「ドクター・キリコ」の毒物宅配事件 犯人も青酸カリで命を絶った理由【平成の怪事件簿】
ECとは何か
東京にある私立大学の理工学部工業化学科に学んだ草壁は、卒業後に勤めた札幌に近い医薬品開発会社を、わずか1年3カ月ほどで退社していた。朝礼の場でボーナスヘの不満を口にし、自ら社を去ったという。以降は職を転々として、事件の3年ほど前から塾の非常勤講師におさまり、傍らインドやタイなどをひとりで旅して歩いた。
幾人かの証言をつなぐと、彼は、最初の会社をやめてから旅をはじめる数年の間に、鬱症状に悩まされるようになり、一度は自殺をはかったことがある。そして精神医療現場の、患者の人格を顧みない診療に失望し、自分なりの生きるよすがを模索するようになった。
親しかった数人に、彼は「EC」を携帯した旅のなかで、自分の自殺衝動が和らいでいったと語っている。つまり、いつでも死ねる選択肢を持つことで、開き直って生きる術を見つけたというのだ。
草壁が薬に関する豊富な知識を書き込んでいた自殺系サイトの一部常連の間では、彼が青酸カリの保持者であること、他者にそれを分けていることは周知のことだったらしい。たびたび草壁は、「カリの売人ウゼエ」「お薬自慢ウゼエ」といった中傷にさらされている。
ある日そこに、「美智子交合」という参加者が、草壁を擁護する書き込みを差し挟んだ。
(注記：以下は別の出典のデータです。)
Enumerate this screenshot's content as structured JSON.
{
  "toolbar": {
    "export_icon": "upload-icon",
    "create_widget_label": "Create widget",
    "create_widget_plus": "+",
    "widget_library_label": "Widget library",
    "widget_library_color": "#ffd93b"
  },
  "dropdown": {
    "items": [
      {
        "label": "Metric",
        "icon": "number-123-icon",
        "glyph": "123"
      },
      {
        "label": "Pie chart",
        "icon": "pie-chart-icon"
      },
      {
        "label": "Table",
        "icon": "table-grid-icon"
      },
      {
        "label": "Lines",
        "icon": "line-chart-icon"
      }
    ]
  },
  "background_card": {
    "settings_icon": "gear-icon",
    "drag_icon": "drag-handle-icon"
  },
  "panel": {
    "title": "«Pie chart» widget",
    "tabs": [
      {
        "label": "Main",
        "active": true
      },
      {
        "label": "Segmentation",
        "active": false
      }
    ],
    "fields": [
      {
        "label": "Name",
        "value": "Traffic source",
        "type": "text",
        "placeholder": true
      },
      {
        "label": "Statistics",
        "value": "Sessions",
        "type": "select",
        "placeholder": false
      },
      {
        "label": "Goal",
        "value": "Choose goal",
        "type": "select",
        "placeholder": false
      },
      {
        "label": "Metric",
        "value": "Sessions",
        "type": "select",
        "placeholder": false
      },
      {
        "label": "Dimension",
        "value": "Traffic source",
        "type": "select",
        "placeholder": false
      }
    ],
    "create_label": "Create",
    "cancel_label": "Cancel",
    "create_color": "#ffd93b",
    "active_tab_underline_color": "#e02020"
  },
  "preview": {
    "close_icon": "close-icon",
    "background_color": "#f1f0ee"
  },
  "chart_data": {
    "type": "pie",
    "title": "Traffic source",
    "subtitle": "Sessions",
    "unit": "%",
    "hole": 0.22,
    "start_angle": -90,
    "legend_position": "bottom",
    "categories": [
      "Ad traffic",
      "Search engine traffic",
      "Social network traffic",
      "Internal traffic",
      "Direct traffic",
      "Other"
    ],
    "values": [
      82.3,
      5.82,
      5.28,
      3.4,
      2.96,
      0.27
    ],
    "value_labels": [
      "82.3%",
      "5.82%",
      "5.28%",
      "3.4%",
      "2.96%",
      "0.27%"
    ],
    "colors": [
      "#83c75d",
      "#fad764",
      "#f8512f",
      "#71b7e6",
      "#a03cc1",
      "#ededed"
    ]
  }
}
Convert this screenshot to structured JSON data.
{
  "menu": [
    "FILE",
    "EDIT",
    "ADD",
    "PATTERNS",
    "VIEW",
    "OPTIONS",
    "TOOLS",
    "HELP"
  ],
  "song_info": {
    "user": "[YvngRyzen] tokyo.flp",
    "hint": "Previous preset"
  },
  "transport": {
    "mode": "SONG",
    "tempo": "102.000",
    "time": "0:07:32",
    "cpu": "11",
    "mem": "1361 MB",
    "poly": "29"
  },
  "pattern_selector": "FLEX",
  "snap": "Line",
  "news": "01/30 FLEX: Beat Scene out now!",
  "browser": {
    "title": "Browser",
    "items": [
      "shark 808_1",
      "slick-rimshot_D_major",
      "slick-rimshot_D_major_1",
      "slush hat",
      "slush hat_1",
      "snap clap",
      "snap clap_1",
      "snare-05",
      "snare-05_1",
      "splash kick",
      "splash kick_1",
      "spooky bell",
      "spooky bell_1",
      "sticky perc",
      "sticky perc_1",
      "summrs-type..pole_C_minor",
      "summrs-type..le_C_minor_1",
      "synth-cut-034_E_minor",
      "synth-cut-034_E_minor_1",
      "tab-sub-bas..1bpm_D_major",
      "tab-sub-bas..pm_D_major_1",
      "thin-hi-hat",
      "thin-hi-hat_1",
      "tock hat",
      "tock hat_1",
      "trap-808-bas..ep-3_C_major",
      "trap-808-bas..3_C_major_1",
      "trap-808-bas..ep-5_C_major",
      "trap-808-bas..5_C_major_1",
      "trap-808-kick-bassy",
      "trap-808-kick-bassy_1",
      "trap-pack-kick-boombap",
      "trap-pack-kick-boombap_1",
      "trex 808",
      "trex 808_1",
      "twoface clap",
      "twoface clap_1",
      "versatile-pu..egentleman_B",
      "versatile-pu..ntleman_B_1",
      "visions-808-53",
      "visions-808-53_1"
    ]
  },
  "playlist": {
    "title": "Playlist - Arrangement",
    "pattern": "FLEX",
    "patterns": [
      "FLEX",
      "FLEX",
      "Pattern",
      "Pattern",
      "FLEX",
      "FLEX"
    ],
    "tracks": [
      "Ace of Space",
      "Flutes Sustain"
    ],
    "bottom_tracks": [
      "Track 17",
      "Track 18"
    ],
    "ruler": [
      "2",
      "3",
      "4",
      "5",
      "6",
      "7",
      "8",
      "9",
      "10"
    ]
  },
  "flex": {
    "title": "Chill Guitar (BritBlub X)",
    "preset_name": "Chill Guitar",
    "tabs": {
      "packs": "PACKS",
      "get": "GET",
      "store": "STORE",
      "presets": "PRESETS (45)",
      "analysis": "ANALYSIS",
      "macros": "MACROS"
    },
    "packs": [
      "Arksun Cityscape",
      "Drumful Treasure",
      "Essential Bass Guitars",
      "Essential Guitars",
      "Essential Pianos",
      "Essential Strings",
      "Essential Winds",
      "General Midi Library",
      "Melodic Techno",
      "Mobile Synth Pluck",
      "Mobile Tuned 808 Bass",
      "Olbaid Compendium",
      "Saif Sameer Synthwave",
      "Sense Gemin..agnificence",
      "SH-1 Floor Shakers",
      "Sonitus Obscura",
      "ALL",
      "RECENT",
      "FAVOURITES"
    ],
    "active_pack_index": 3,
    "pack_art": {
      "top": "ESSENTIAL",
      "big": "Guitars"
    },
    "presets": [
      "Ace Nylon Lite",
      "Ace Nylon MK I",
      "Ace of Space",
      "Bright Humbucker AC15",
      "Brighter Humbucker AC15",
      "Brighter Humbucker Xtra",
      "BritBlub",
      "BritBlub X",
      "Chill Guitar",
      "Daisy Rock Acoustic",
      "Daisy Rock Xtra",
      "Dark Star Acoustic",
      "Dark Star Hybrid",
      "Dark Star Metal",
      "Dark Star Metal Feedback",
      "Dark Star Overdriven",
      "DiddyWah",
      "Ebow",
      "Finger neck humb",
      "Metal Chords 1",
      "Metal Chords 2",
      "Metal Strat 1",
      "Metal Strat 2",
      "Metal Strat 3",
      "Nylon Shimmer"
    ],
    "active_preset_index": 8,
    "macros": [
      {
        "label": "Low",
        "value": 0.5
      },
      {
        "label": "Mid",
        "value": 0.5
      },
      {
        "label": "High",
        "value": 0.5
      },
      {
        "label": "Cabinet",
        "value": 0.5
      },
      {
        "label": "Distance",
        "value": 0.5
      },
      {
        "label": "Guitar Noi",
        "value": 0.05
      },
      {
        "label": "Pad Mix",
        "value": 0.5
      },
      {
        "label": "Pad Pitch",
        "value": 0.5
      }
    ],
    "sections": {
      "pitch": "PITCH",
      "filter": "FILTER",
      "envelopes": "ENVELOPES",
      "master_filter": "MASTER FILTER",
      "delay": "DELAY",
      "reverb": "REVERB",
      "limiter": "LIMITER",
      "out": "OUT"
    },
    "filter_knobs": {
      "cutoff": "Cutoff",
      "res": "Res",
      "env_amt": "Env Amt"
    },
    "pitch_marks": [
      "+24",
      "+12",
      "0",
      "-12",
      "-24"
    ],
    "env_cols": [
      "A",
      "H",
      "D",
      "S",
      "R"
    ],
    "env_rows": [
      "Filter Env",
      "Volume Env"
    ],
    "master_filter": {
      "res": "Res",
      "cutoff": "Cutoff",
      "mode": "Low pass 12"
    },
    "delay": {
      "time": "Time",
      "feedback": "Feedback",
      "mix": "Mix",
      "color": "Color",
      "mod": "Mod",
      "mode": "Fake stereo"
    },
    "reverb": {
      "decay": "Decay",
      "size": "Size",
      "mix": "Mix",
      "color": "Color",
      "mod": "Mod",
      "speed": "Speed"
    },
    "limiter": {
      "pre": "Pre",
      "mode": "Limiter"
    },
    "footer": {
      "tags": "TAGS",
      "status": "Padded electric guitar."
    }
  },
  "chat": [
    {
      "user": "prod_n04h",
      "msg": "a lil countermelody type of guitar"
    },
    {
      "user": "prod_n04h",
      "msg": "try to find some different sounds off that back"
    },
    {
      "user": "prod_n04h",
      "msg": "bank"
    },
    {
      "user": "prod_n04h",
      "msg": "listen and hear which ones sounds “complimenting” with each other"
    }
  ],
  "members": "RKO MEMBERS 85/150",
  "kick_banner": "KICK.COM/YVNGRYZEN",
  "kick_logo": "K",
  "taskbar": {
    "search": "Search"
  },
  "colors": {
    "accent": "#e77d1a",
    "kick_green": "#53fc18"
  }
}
さきの練馬の主婦で、これをきっかけにふたりの交信がはじまり、かの「ドクター・キリコの診察室」が生まれていた。
この掲示板は、練馬の主婦が事件がおこる年の夏ごろに立ち上げたホームページ「安楽死狂会」のいちコンテンツで、草壁は薬に関するアドバイザーとして参加を求められたのだった。ハンドルネーム「ドクター・キリコ」も彼女の発案で、手塚治虫の『ブラック・ジャック』に登場し、末期患者に安楽死を施す医師からとっていた。
美智子交合の『わたしが死んでもいい理由』(太田出版)によれば、ロコミや相談を通じて青酸カリを求める相手に対し、草壁は次なる独自の物さしをあてていたという。
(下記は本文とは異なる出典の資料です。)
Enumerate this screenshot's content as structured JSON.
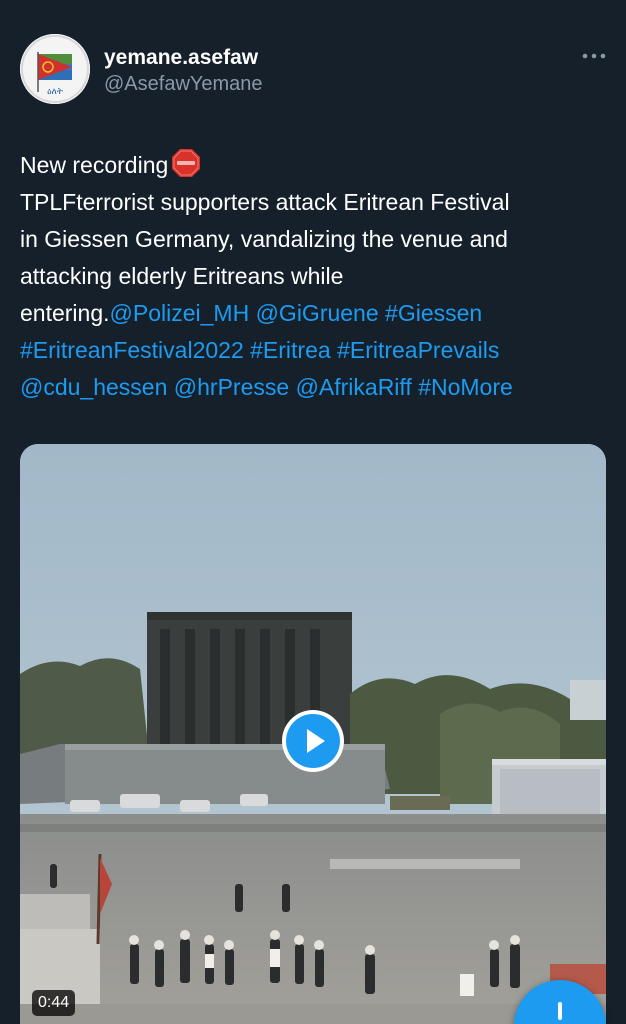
{
  "tweet": {
    "author": {
      "display_name": "yemane.asefaw",
      "handle": "@AsefawYemane",
      "avatar_text": "ዕለት"
    },
    "text": {
      "line1": "New recording",
      "line2": "TPLFterrorist supporters attack Eritrean Festival",
      "line3": "in Giessen  Germany, vandalizing the venue and",
      "line4": "attacking elderly Eritreans while",
      "line5_text": "entering.",
      "mentions": [
        "@Polizei_MH",
        "@GiGruene",
        "#Giessen",
        "#EritreanFestival2022",
        "#Eritrea",
        "#EritreaPrevails",
        "@cdu_hessen",
        "@hrPresse",
        "@AfrikaRiff",
        "#NoMore"
      ]
    },
    "media": {
      "duration": "0:44"
    }
  },
  "colors": {
    "background": "#15202b",
    "accent": "#1d9bf0",
    "secondary_text": "#8b98a5"
  },
  "icons": {
    "stop_emoji": "stop-sign-icon",
    "more": "more-horizontal-icon",
    "play": "play-icon",
    "compose": "plus-icon"
  }
}
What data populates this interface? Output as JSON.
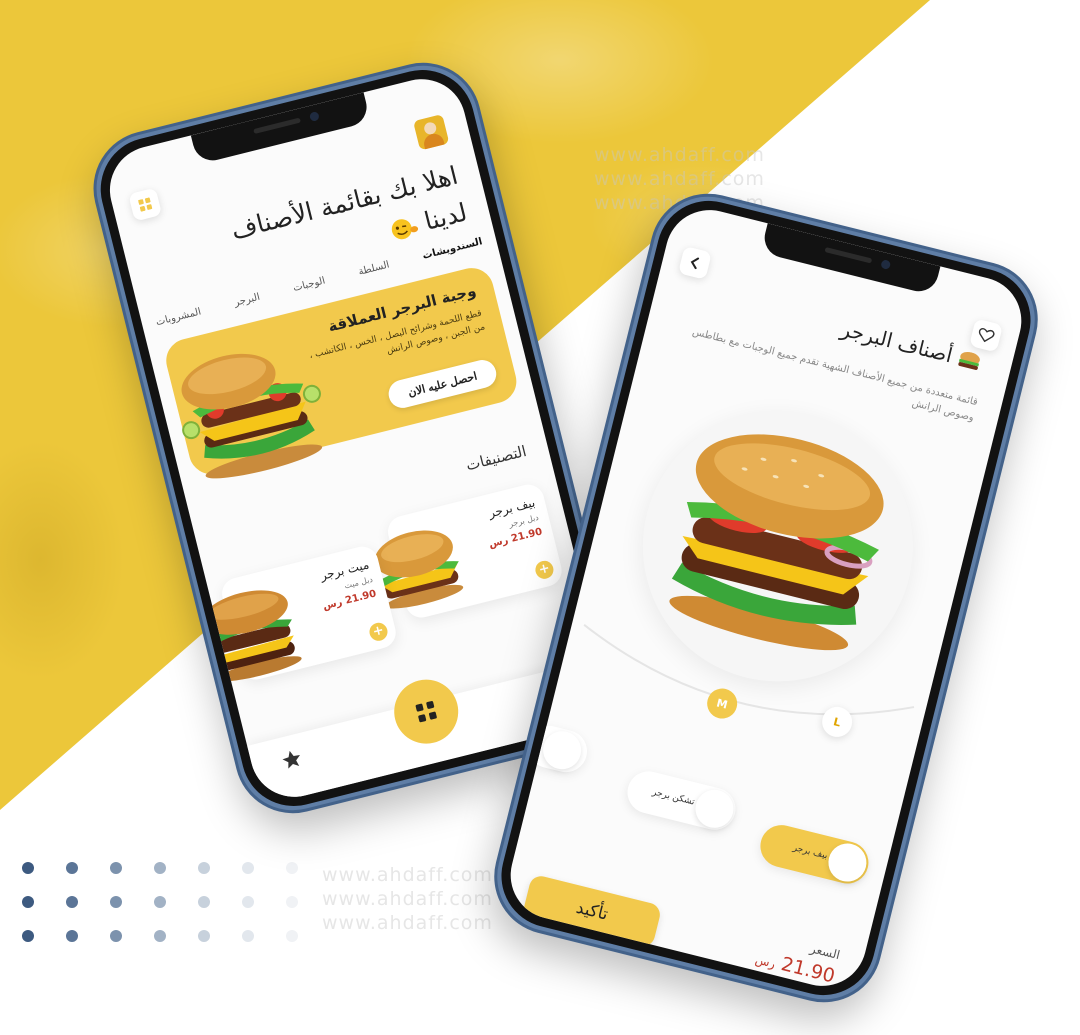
{
  "watermark": "www.ahdaff.com",
  "colors": {
    "accent": "#f2c94c",
    "price": "#c0392b",
    "background_yellow": "#ecc73a"
  },
  "home": {
    "menu_icon": "grid-icon",
    "avatar": "avatar-chef",
    "greeting": "اهلا بك بقائمة الأصناف لدينا",
    "greeting_emoji": "wink-emoji-icon",
    "tabs": [
      "السندويشات",
      "السلطة",
      "الوجبات",
      "البرجر",
      "المشروبات"
    ],
    "promo": {
      "title": "وجبة البرجر العملاقة",
      "description": "قطع اللحمة وشرائح البصل ، الخس ، الكاتشب ، من الجبن ، وصوص الرانش",
      "button": "احصل عليه الان"
    },
    "section_title": "التصنيفات",
    "cards": [
      {
        "name": "بيف برجر",
        "sub": "دبل برجر",
        "price": "21.90",
        "currency": "رس"
      },
      {
        "name": "ميت برجر",
        "sub": "دبل ميت",
        "price": "21.90",
        "currency": "رس"
      }
    ],
    "nav": {
      "home": "home-icon",
      "center": "grid-icon",
      "favorites": "star-icon"
    }
  },
  "detail": {
    "back": "chevron-left-icon",
    "favorite": "heart-icon",
    "title": "أصناف البرجر",
    "description": "قائمة متعددة من جميع الأصناف الشهية تقدم جميع الوجبات مع بطاطس وصوص الرانش",
    "sizes": [
      "M",
      "L"
    ],
    "selected_size": "M",
    "chips": [
      {
        "label": "بيف برجر",
        "active": true
      },
      {
        "label": "تشكن برجر",
        "active": false
      }
    ],
    "confirm": "تأكيد",
    "price_label": "السعر",
    "price": "21.90",
    "currency": "رس"
  }
}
「私は無差別にそれをしている訳ではなく、私なりの基準を持っている、それは『鬱状態が酷く、長く通院・投薬治療をしてもなお、回復の兆しが見られない人』である」
彼女が、青酸カリの販売を求めたときは、こう書き送ってきた。
「売るのは違法だからできません。ただ、シアン化カリウムはあくまでも私の物という事で、美智子さんに保管の委託をするだけならばオッケーです」
自殺衝動にかられていた彼女は一度、カプセルを手にして冨士の樹海に向かっている。だが瀬戸際で思いとどまった。草壁に帰還の報告をすると、彼は、飛び上がらんばかりに声を弾ませたという。「生きてたんだ! 良かった、ああ、よかった(中略)アレはね、本当に不思議な『お守り』なんだ、これまで幾人かの人に渡していたけれど誰も飲んだりしていない、皆、お守りとして持っていてくれてるよ。(中略)お守りの品質は5年くらいしか保証できないけど、僕は、5年後に、美智子さんのお守りが無事に僕のところに戻ってくるのを待っているよ! そしたらまた、新しいお守りをあげるからさ、その時は委託料は受け取らない」(『わたしが死んでもいい理由』)
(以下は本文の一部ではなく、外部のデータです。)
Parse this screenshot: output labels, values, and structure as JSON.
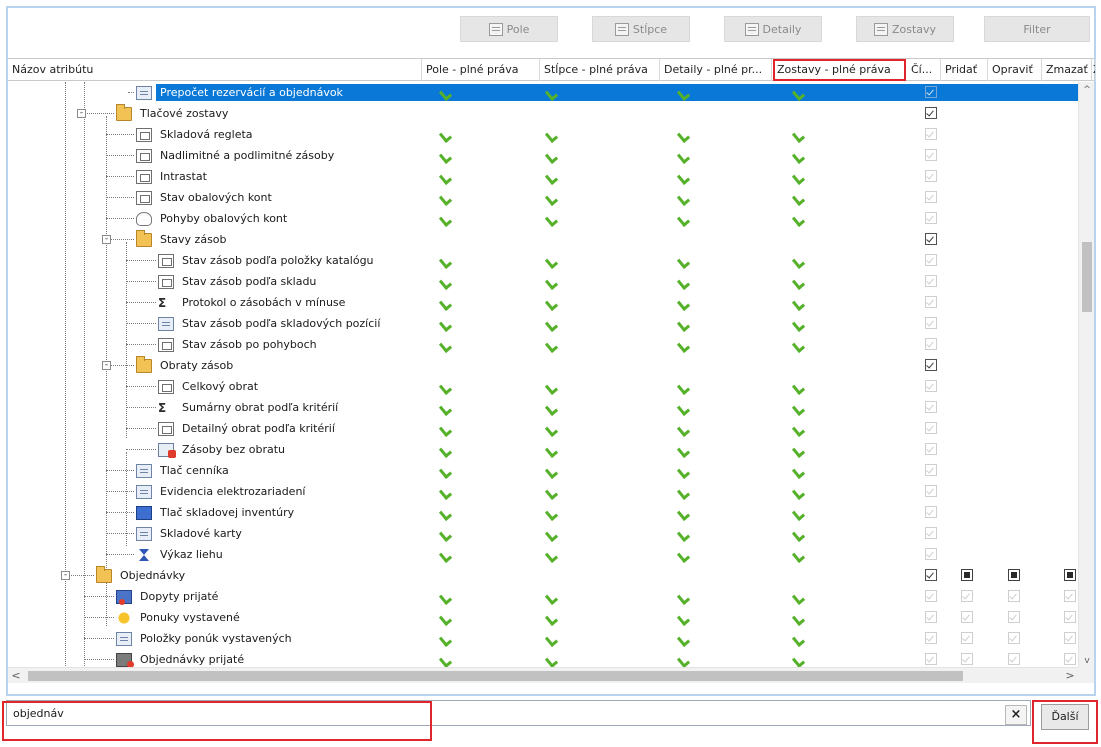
{
  "toolbar": {
    "buttons": [
      {
        "label": "Pole"
      },
      {
        "label": "Stĺpce"
      },
      {
        "label": "Detaily"
      },
      {
        "label": "Zostavy"
      },
      {
        "label": "Filter"
      }
    ]
  },
  "grid": {
    "columns": [
      {
        "label": "Názov atribútu"
      },
      {
        "label": "Pole - plné práva"
      },
      {
        "label": "Stĺpce - plné práva"
      },
      {
        "label": "Detaily - plné pr..."
      },
      {
        "label": "Zostavy - plné práva"
      },
      {
        "label": "Čí..."
      },
      {
        "label": "Pridať"
      },
      {
        "label": "Opraviť"
      },
      {
        "label": "Zmazať"
      },
      {
        "label": "Z"
      }
    ],
    "rows": [
      {
        "label": "Prepočet rezervácií a objednávok",
        "checks": true,
        "cb": "sel"
      },
      {
        "label": "Tlačové zostavy",
        "checks": false,
        "cb": "on"
      },
      {
        "label": "Skladová regleta",
        "checks": true,
        "cb": "dis"
      },
      {
        "label": "Nadlimitné a podlimitné zásoby",
        "checks": true,
        "cb": "dis"
      },
      {
        "label": "Intrastat",
        "checks": true,
        "cb": "dis"
      },
      {
        "label": "Stav obalových kont",
        "checks": true,
        "cb": "dis"
      },
      {
        "label": "Pohyby obalových kont",
        "checks": true,
        "cb": "dis"
      },
      {
        "label": "Stavy zásob",
        "checks": false,
        "cb": "on"
      },
      {
        "label": "Stav zásob podľa položky katalógu",
        "checks": true,
        "cb": "dis"
      },
      {
        "label": "Stav zásob podľa skladu",
        "checks": true,
        "cb": "dis"
      },
      {
        "label": "Protokol o zásobách v mínuse",
        "checks": true,
        "cb": "dis"
      },
      {
        "label": "Stav zásob podľa skladových pozícií",
        "checks": true,
        "cb": "dis"
      },
      {
        "label": "Stav zásob po pohyboch",
        "checks": true,
        "cb": "dis"
      },
      {
        "label": "Obraty zásob",
        "checks": false,
        "cb": "on"
      },
      {
        "label": "Celkový obrat",
        "checks": true,
        "cb": "dis"
      },
      {
        "label": "Sumárny obrat podľa kritérií",
        "checks": true,
        "cb": "dis"
      },
      {
        "label": "Detailný obrat podľa kritérií",
        "checks": true,
        "cb": "dis"
      },
      {
        "label": "Zásoby bez obratu",
        "checks": true,
        "cb": "dis"
      },
      {
        "label": "Tlač cenníka",
        "checks": true,
        "cb": "dis"
      },
      {
        "label": "Evidencia elektrozariadení",
        "checks": true,
        "cb": "dis"
      },
      {
        "label": "Tlač skladovej inventúry",
        "checks": true,
        "cb": "dis"
      },
      {
        "label": "Skladové karty",
        "checks": true,
        "cb": "dis"
      },
      {
        "label": "Výkaz liehu",
        "checks": true,
        "cb": "dis"
      },
      {
        "label": "Objednávky",
        "checks": false,
        "cb": "on",
        "extra": "sq"
      },
      {
        "label": "Dopyty prijaté",
        "checks": true,
        "cb": "dis",
        "extra": "dis"
      },
      {
        "label": "Ponuky vystavené",
        "checks": true,
        "cb": "dis",
        "extra": "dis"
      },
      {
        "label": "Položky ponúk vystavených",
        "checks": true,
        "cb": "dis",
        "extra": "dis"
      },
      {
        "label": "Objednávky prijaté",
        "checks": true,
        "cb": "dis",
        "extra": "dis"
      }
    ]
  },
  "search": {
    "value": "objednáv",
    "clear_label": "×",
    "next_label": "Ďalší"
  },
  "scroll": {
    "up": "^",
    "down": "v",
    "left": "<",
    "right": ">"
  }
}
ただ、顔の見えない相談者に劇毒を託す治療法は、互いの信頼関係のみに依存するリスクの高い賭でもあった。その心許ない糸が切れる日がくるのを、彼は予期しただろうか。
臨床心理士の矢幡洋は、当事者の証言をもとに事件の全容を描いた『Dr.キリコの贈り物』(河出書房新社)で、草壁竜次が実践した「当事者相互の助け合い」の意義を認めつつ、あまりに純粋すぎる誠意の危うさを次のように指摘していた。
「彼にとっては、『ネット上での信頼性』という問題は存在せず『けっして使用しないでくれ』と伝えたからには、相手はその契約を守ってくれるものだ、とまるで疑っていなかったふしがある」
結局、7人目のEC保持者によって、「お守り」の封印はいともたやすく解かれてしまった。